For instance, uttappam . This is a thick pancake of a coarse, crunchy texture with some tomatoes and bell peppers worked into it. In a way, it's like a pizza, and it's sliced pizza too, though there's no cheese and really no topping. Instead, you get a tart, slightly spicy soup/sauce called sambar with it, and a slightly rich coconut chutney. You could also order a number of other condiments to go with it, such as mango chutney, or a sharp hot pepper sauce called pickle, or sour tamarind sauce, or a very strange south Indian sauce made from lentils, tamarind and the charcoaly spice kalonji .

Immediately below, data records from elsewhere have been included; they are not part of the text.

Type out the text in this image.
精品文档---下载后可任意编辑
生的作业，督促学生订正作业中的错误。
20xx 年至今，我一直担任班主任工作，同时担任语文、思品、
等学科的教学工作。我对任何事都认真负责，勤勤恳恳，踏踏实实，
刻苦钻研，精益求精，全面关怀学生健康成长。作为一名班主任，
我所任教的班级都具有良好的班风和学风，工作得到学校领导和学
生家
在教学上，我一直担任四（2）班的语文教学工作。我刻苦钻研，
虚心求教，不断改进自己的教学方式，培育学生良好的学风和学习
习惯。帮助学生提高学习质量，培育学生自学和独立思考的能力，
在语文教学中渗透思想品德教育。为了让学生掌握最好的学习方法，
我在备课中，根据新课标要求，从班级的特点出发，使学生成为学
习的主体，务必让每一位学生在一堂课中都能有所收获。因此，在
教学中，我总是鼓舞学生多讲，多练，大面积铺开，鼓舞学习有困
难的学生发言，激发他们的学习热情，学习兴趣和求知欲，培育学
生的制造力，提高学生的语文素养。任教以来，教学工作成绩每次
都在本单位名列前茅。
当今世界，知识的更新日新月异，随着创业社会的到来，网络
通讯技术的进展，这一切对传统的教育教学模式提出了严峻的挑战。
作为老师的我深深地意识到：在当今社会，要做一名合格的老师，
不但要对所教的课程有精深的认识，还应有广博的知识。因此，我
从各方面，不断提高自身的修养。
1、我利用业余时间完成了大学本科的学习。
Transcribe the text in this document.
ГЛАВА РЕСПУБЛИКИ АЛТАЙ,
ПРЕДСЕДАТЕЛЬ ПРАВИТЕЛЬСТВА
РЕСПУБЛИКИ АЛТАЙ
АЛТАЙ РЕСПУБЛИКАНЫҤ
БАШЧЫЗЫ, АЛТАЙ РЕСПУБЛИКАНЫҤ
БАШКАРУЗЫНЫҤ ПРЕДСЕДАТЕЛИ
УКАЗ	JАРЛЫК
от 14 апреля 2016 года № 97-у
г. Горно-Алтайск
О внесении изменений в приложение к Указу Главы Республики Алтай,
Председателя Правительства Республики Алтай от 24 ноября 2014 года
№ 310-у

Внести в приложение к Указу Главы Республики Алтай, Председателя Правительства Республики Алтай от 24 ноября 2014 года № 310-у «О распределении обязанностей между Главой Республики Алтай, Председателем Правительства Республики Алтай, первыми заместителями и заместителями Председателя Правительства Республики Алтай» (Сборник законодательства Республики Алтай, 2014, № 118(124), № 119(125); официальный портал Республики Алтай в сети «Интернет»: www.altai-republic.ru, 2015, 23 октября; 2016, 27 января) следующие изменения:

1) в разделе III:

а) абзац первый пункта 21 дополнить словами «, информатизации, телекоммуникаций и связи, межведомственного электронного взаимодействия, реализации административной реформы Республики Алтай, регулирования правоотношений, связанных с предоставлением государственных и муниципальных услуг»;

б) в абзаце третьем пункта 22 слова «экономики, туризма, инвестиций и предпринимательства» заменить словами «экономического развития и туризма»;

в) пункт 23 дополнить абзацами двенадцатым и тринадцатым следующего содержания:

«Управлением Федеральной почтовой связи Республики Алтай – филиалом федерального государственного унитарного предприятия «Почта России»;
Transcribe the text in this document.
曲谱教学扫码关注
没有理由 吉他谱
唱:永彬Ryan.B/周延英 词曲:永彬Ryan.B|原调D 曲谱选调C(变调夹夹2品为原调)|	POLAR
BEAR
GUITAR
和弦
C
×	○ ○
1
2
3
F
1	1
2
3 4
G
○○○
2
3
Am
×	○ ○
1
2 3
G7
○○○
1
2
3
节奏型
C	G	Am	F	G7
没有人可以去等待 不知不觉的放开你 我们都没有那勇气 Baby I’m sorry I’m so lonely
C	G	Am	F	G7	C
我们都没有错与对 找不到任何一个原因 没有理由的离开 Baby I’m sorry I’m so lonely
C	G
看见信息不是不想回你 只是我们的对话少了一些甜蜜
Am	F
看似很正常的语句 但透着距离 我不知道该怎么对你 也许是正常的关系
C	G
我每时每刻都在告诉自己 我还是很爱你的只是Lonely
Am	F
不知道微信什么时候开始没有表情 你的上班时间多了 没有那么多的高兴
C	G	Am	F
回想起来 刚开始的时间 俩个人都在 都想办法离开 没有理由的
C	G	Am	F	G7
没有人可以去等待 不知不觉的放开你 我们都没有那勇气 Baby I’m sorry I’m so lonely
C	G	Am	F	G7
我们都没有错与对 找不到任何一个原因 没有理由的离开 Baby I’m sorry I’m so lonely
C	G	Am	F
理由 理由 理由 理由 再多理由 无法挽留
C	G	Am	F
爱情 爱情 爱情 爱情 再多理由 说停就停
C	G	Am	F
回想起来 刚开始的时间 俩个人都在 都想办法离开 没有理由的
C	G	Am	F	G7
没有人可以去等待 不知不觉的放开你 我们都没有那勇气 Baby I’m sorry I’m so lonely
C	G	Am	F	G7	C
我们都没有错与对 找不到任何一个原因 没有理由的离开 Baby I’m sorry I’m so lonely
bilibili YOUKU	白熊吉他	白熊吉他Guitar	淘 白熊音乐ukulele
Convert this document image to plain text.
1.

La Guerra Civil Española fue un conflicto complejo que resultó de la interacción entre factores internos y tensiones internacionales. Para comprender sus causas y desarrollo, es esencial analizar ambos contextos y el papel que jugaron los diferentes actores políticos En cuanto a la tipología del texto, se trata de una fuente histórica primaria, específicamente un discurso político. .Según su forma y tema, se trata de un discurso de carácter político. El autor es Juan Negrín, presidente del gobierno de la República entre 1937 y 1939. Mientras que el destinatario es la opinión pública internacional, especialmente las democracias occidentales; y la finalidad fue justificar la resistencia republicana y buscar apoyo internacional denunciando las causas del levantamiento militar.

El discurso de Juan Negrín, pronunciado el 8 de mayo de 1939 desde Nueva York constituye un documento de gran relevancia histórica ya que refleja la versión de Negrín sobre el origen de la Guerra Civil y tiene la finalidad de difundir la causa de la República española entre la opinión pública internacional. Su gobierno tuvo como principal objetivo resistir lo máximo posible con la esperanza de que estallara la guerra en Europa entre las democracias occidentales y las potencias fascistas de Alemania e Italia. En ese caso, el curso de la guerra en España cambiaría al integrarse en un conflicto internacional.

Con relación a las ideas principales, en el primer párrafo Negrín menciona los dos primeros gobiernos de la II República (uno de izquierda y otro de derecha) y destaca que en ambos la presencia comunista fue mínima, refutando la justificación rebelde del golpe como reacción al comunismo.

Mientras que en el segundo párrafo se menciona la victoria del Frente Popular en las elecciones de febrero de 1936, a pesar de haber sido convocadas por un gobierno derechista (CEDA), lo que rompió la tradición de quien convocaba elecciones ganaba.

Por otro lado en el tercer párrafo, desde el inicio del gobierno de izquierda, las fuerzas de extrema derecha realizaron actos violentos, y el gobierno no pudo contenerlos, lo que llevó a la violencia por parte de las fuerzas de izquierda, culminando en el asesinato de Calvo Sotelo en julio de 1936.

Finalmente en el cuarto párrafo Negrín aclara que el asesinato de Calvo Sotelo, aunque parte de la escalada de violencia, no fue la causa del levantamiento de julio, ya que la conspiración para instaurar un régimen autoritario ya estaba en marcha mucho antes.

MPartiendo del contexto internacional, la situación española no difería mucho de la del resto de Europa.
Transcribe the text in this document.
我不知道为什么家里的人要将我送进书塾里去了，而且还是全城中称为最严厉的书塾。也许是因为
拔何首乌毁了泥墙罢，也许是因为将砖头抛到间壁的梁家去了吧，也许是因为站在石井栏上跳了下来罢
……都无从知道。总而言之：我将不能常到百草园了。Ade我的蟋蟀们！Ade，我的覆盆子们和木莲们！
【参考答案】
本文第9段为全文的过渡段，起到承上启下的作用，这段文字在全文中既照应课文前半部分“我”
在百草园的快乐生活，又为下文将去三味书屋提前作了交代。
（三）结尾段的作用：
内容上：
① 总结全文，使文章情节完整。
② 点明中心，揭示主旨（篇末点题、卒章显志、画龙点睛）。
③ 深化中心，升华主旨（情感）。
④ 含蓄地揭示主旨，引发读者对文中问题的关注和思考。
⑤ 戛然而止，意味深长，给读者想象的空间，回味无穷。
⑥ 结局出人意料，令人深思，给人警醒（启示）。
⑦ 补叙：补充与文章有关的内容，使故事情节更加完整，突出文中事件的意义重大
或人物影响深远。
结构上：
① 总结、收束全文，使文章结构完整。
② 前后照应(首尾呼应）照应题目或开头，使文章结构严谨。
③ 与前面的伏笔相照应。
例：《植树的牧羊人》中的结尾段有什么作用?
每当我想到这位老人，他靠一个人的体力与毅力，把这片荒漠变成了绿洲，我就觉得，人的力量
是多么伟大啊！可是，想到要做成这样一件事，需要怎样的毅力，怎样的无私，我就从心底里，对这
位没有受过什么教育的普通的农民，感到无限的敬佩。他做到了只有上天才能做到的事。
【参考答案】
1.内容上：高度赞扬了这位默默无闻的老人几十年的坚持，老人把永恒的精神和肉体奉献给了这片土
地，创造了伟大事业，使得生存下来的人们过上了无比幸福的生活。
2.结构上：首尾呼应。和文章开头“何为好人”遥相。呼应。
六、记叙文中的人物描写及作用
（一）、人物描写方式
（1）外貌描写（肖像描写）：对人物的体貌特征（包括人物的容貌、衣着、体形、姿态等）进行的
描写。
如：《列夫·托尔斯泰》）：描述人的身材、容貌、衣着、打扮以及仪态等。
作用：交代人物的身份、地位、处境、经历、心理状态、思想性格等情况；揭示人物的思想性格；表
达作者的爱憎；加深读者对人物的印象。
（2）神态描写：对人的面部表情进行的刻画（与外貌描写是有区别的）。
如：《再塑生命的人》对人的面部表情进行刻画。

Adai , which the menu calls super pancake, is made from a batter that includes four kinds of ground beans, together with red pepper and the garlicky spice asafoetida. It's also crunchy and a little heavy from the clarified butter that it is fried in. But you could as easily make rice the center of the meal, or one of the Indian hot breads such as poori or paratha , or the very interesting south Indian steamed rice bread idli . It looks a little like bars of bath soap, but it has a sourdough flavor and a pleasant chewy texture.
And then there's masala dosa , a crisp, gigantic crepe rolled around potatoes flavored with turmeric and mustard, a ranking contender for a vegetarian street-food hit on the order of the hamburger. If you're really curious, you could order a slightly spicy pilaf called uppama , or a combination dish consisting of a rather moist and buttery rice pilaf studded with cashews and a simple, mildly spiced stew of tomatoes and eggplant. This last item is called " pongal and gotsu ," but don't ask me which is the pongal and which is the gotsu .
Paru's has some combination plates disporting these items in various combinations. There's also a thali combo plate, which is two fresh poori breads, the lentil sauce sambar , the yogurt and cucumber condiment raita and two curries from your choice of the five available on any given night. I recommend the tomatoey chickpea curry, which seems to have fennel seed as one of the flavors (fennel is honored in Punjabi restaurants mostly as something to nibble on when paying your check).
And there's a dessert, a fluffy Cream-of-Wheat thing with no name given--pale yellow, flavored with rose water and cardamom. It looks like nothing, sitting in the smallest slot of the stainless steel thali tray, but it's addictive. It's not the best dessert, though. For my money, that's nuts cake, which is a sort of flaky, non-chocolate brownie cooked with plenty of butter and mixed with pistachios.
Oh, I forgot. There are appetizers too. The samosas have the usual potato and pea filling, and maybe some more fennel seed, and vadai are chewy and rather dry doughnuts of lentil flour, though not bad if you dip them in half a dozen sauces. The best of them are the cutlets, which are potatoes, peas and carrots deep-fried together.
Vegetarians and other health-food people should be demanding more from their restaurants than approved ingredients and an atmosphere of self-congratulation. Paru's shows one way to glamorize those healthful grains.
Recommended dishes: cutlets, $2.75; uttappam , $5.75; masala dosa , $4.95; nuts cake, $2.
Paru's, 9545 Reseda Blvd., No. 16, Northridge. (818) 349-3546. Open for lunch and dinner 11:30 a.m. to 9 p.m. Wednesdays through Mondays, brunch served Saturdays and Sundays. No alcoholic beverages. Parking lot. MasterCard and Visa accepted. Dinner for two, food only, $16 to $27.